Contacted by the BBC through Facebook, Davidson, who has now been placed on Interpol's "orange" list of fugitives who represent "a serious and imminent threat to public safety," made light of the allegation that he is in debt to the Mongols.
"Hahahahaha you're funny," he wrote. "Don't forget to send me a link to the article when you do it. This will be hilarious. Have a good afternoon yea [sic]."
It was the first and only statement Davidson - or the individual updating the Facebook page - had made to the media since 29 July, when he published a note offering cash-for-comment to the highest bidder. He refused to say whether he'd received any offers.

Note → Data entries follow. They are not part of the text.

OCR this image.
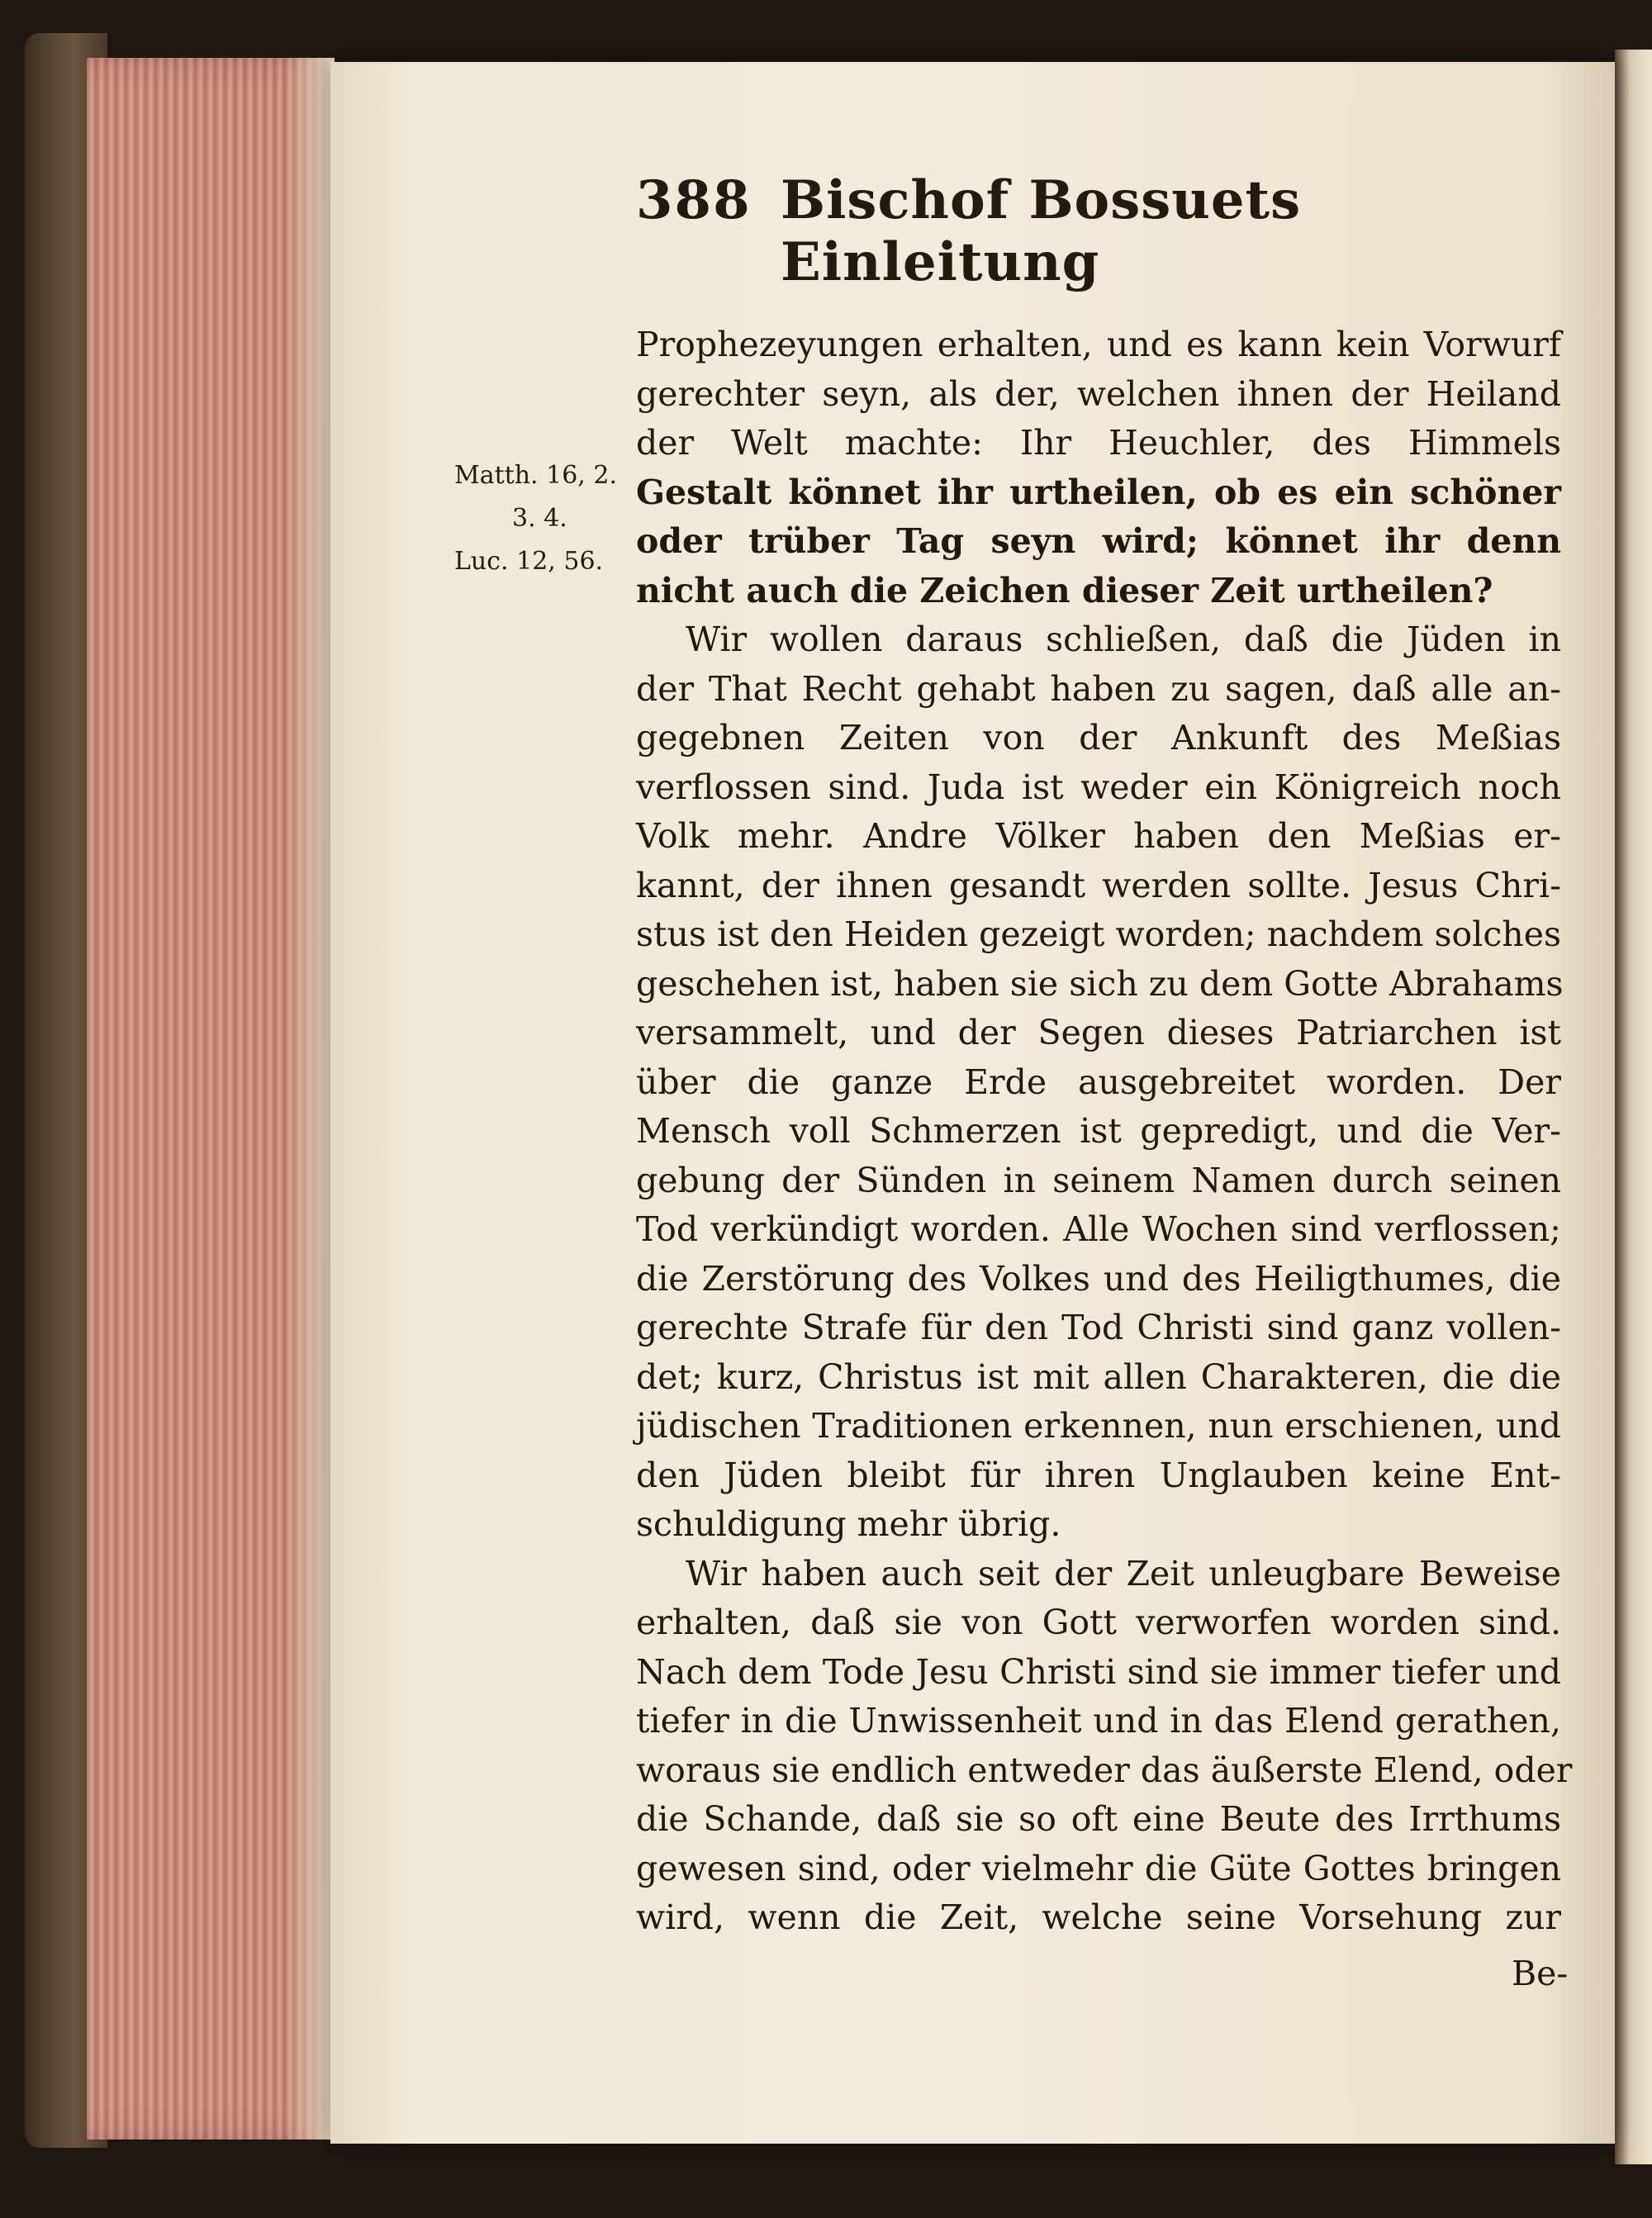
388 Bischof Bossuets Einleitung
Matth. 16, 2.
3. 4.
Luc. 12, 56.
Prophezeyungen erhalten, und es kann kein Vorwurf
gerechter seyn, als der, welchen ihnen der Heiland
der Welt machte: Ihr Heuchler, des Himmels
Gestalt könnet ihr urtheilen, ob es ein schöner
oder trüber Tag seyn wird; könnet ihr denn
nicht auch die Zeichen dieser Zeit urtheilen?
Wir wollen daraus schließen, daß die Jüden in
der That Recht gehabt haben zu sagen, daß alle an-
gegebnen Zeiten von der Ankunft des Meßias
verflossen sind. Juda ist weder ein Königreich noch
Volk mehr. Andre Völker haben den Meßias er-
kannt, der ihnen gesandt werden sollte. Jesus Chri-
stus ist den Heiden gezeigt worden; nachdem solches
geschehen ist, haben sie sich zu dem Gotte Abrahams
versammelt, und der Segen dieses Patriarchen ist
über die ganze Erde ausgebreitet worden. Der
Mensch voll Schmerzen ist gepredigt, und die Ver-
gebung der Sünden in seinem Namen durch seinen
Tod verkündigt worden. Alle Wochen sind verflossen;
die Zerstörung des Volkes und des Heiligthumes, die
gerechte Strafe für den Tod Christi sind ganz vollen-
det; kurz, Christus ist mit allen Charakteren, die die
jüdischen Traditionen erkennen, nun erschienen, und
den Jüden bleibt für ihren Unglauben keine Ent-
schuldigung mehr übrig.
Wir haben auch seit der Zeit unleugbare Beweise
erhalten, daß sie von Gott verworfen worden sind.
Nach dem Tode Jesu Christi sind sie immer tiefer und
tiefer in die Unwissenheit und in das Elend gerathen,
woraus sie endlich entweder das äußerste Elend, oder
die Schande, daß sie so oft eine Beute des Irrthums
gewesen sind, oder vielmehr die Güte Gottes bringen
wird, wenn die Zeit, welche seine Vorsehung zur
Be-
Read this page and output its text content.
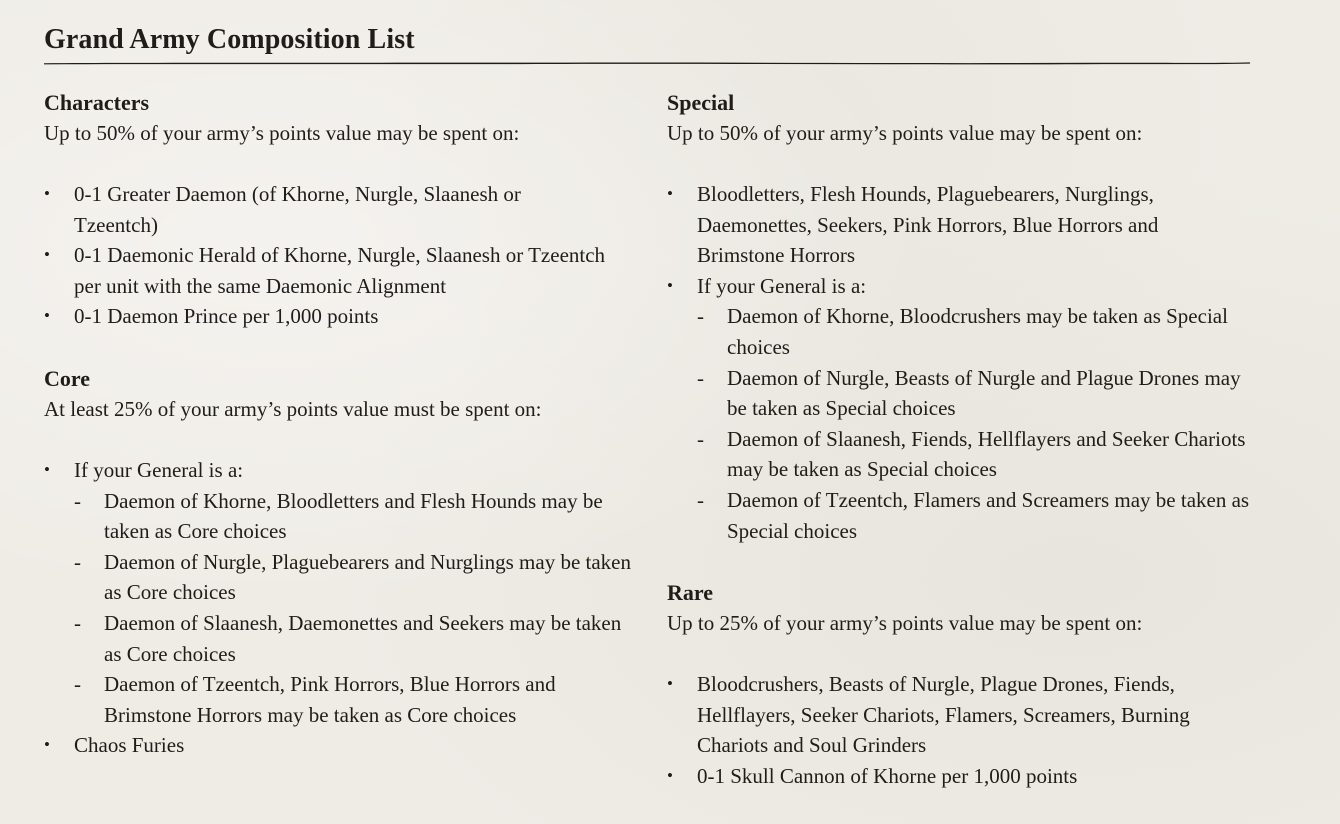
Grand Army Composition List
Characters

Up to 50% of your army’s points value may be spent on:

•
0-1 Greater Daemon (of Khorne, Nurgle, Slaanesh or Tzeentch)
•
0-1 Daemonic Herald of Khorne, Nurgle, Slaanesh or Tzeentch per unit with the same Daemonic Alignment
•
0-1 Daemon Prince per 1,000 points
Core

At least 25% of your army’s points value must be spent on:

•
If your General is a:
-
Daemon of Khorne, Bloodletters and Flesh Hounds may be taken as Core choices
-
Daemon of Nurgle, Plaguebearers and Nurglings may be taken as Core choices
-
Daemon of Slaanesh, Daemonettes and Seekers may be taken as Core choices
-
Daemon of Tzeentch, Pink Horrors, Blue Horrors and Brimstone Horrors may be taken as Core choices
•
Chaos Furies
Special

Up to 50% of your army’s points value may be spent on:

•
Bloodletters, Flesh Hounds, Plaguebearers, Nurglings, Daemonettes, Seekers, Pink Horrors, Blue Horrors and Brimstone Horrors
•
If your General is a:
-
Daemon of Khorne, Bloodcrushers may be taken as Special choices
-
Daemon of Nurgle, Beasts of Nurgle and Plague Drones may be taken as Special choices
-
Daemon of Slaanesh, Fiends, Hellflayers and Seeker Chariots may be taken as Special choices
-
Daemon of Tzeentch, Flamers and Screamers may be taken as Special choices
Rare

Up to 25% of your army’s points value may be spent on:

•
Bloodcrushers, Beasts of Nurgle, Plague Drones, Fiends, Hellflayers, Seeker Chariots, Flamers, Screamers, Burning Chariots and Soul Grinders
•
0-1 Skull Cannon of Khorne per 1,000 points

However, he later posted publicly: "I'm not guilty of the allegations against me in Perth Australia and don't have faith in the system or the courts to see it for what it is."
Daniel Lewkovitz, director of Calamity, a Sydney-based electronic security firm that consults with anti-terrorism and police agencies, says finding Davidson may prove no easy task.
"I am not aware of any fugitive handbook that recommends actively tormenting police," he says. "But it's entirely possible the stuff on Facebook is disinformation being carried out by his friends or anonymous online fans.
"In any case, even if Indonesian police obtained his IP address from a host like Facebook in San Francisco or a local internet service provider, the GPS co-ordinates may not be too accurate as you can use a lot of different anonymisers to obscure your whereabouts from all but the most sophisticated state level intelligence agencies."
Mr Lewkovitz believes authorities in Indonesia and abroad will have to rely on traditional police work instead.
"But that takes huge resources that not all law enforcement agencies have. And even with those resources, they will not necessarily allocate a great deal of them at a relatively low-profile target like this," he said.
But Clarke Jones, an expert on corrections and organised crime at the Australian National University's College of Asia and the Pacific, says it's only a matter of time until they find their man.
"It is quite plausible that he's in Pattaya because there is a large drug trade going on there and he has those connections," Mr Jones says. "But wherever he is, the Indonesian police will find him, especially with his thrill-seeking behaviour taunting police on social media.
"This whole thing is really embarrassing for them - it's made them lose face - so they will really want to get him," he says.
"Plenty of other fugitives have done this in the past, playing the cat and mouse game, and it nearly always ends the same way - with the fugitive back behind bars."